Nine cardinals in the latest group are under the age of 80 and thus eligible to join a conclave to elect the next pope upon the death or resignation of Francis.
Francis' choices reflect not only a desire to promote non-Europeans within the church, but the pontiff's personal fight against social inequality and poverty.
The Philippines' Advincula said he believed the pope chose him to acknowledge Catholics living in far-flung areas from Rome.
"I always thought that the Church has to be closer to the people, especially those that are in the peripheries," Advincula told Vatican News last month after being named.
Francis also named the archbishop of Washington DC, Wilton Gregory, the first African-American to become cardinal.

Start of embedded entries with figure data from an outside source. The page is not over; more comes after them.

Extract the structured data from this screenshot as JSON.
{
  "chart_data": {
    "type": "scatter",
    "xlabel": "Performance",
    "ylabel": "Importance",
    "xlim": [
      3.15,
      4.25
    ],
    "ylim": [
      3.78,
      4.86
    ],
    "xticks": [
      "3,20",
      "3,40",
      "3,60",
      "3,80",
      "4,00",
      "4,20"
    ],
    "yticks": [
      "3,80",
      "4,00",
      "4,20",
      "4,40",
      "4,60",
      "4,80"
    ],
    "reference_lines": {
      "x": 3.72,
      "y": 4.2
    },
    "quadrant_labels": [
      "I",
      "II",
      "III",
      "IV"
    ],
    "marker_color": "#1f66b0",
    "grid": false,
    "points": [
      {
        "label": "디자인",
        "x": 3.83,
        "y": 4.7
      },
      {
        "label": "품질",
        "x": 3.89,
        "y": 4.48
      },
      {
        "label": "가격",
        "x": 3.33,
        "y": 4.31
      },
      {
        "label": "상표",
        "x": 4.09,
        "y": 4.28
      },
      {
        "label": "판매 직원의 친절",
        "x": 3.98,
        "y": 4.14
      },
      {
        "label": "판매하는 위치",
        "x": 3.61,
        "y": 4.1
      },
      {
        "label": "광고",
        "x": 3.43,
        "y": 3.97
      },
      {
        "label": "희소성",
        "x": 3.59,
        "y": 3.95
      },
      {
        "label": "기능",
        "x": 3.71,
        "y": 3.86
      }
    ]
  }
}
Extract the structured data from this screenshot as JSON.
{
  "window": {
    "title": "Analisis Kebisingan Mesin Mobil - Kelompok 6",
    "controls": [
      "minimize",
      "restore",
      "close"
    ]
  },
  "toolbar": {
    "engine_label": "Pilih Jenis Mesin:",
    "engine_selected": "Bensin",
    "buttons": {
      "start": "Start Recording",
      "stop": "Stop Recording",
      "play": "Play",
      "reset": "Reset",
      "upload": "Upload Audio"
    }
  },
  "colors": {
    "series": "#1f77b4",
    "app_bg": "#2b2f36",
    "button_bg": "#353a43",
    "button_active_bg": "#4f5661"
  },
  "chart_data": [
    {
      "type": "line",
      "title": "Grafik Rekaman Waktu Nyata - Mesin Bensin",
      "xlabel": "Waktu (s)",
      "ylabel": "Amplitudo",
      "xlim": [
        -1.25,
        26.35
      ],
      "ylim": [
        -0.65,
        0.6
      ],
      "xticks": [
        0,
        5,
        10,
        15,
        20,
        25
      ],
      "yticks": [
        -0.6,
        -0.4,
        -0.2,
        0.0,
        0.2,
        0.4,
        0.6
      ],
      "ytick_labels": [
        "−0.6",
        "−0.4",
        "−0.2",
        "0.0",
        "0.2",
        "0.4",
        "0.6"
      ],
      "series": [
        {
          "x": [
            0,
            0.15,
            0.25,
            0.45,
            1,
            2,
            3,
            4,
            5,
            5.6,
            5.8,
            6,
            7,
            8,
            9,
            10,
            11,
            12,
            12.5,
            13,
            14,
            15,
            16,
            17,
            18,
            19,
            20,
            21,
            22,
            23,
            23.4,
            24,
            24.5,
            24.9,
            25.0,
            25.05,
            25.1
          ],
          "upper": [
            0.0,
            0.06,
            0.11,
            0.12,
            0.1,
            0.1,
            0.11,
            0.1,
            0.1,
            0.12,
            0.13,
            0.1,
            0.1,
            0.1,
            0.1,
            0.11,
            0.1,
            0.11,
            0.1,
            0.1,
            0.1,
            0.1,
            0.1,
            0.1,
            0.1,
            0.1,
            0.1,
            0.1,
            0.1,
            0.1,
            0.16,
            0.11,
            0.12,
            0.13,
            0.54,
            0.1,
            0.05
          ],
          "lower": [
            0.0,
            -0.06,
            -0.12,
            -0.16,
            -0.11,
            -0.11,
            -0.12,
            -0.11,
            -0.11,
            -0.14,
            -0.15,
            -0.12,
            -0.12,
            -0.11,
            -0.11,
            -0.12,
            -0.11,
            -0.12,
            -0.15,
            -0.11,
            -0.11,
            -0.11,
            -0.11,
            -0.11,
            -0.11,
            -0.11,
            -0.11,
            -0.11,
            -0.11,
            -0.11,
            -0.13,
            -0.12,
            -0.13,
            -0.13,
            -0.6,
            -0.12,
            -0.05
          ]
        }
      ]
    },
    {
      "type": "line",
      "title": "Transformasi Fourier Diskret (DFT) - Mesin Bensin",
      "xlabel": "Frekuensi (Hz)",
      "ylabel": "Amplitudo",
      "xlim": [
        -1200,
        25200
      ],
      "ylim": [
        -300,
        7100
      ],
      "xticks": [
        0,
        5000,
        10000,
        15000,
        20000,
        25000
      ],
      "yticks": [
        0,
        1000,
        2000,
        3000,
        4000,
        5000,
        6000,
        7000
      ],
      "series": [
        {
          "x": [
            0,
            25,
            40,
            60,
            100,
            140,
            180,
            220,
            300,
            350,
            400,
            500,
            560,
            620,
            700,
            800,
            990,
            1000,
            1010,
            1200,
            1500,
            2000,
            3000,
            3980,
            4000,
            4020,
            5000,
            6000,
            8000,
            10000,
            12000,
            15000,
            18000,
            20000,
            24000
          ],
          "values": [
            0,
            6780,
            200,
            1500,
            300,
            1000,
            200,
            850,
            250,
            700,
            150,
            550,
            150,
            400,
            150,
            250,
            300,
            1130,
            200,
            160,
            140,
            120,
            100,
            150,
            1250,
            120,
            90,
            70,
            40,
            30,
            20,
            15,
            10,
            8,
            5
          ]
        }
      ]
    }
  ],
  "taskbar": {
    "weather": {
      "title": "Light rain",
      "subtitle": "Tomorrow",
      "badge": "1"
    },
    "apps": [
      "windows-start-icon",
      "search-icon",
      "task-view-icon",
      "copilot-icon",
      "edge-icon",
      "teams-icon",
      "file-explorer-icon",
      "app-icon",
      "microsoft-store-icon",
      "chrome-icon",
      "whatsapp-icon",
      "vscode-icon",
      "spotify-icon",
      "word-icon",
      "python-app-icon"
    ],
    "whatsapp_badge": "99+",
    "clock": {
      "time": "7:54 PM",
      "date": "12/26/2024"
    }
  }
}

The group of cardinals also includes Mexico's Bishop Emeritus Felipe Arizmendi Esquivel, who has worked among the indigenous population of the poor region of Chiapas, and Archbishop Antoine Kambanda of Rwanda, who lost most of his family in the 1994 genocide.
Francis also named the Archbishop of Santiago, Celestino Aos Braco, in a nod to the challenges ahead in restoring confidence in the Church in Chile in the aftermath of a widespread sex abuse scandal and coverup.
The group of six new Italian cardinals includes Augusto Paolo Lojudice, the current archbishop of Siena, known for his defence of Roma people, and the Franciscan priest Mauro Gambetti, guardian of the Holy Convent of Assisi, the city of Saint Francis.
On Sunday, Francis will celebrate a traditional mass with exclusively the new cardinals participating.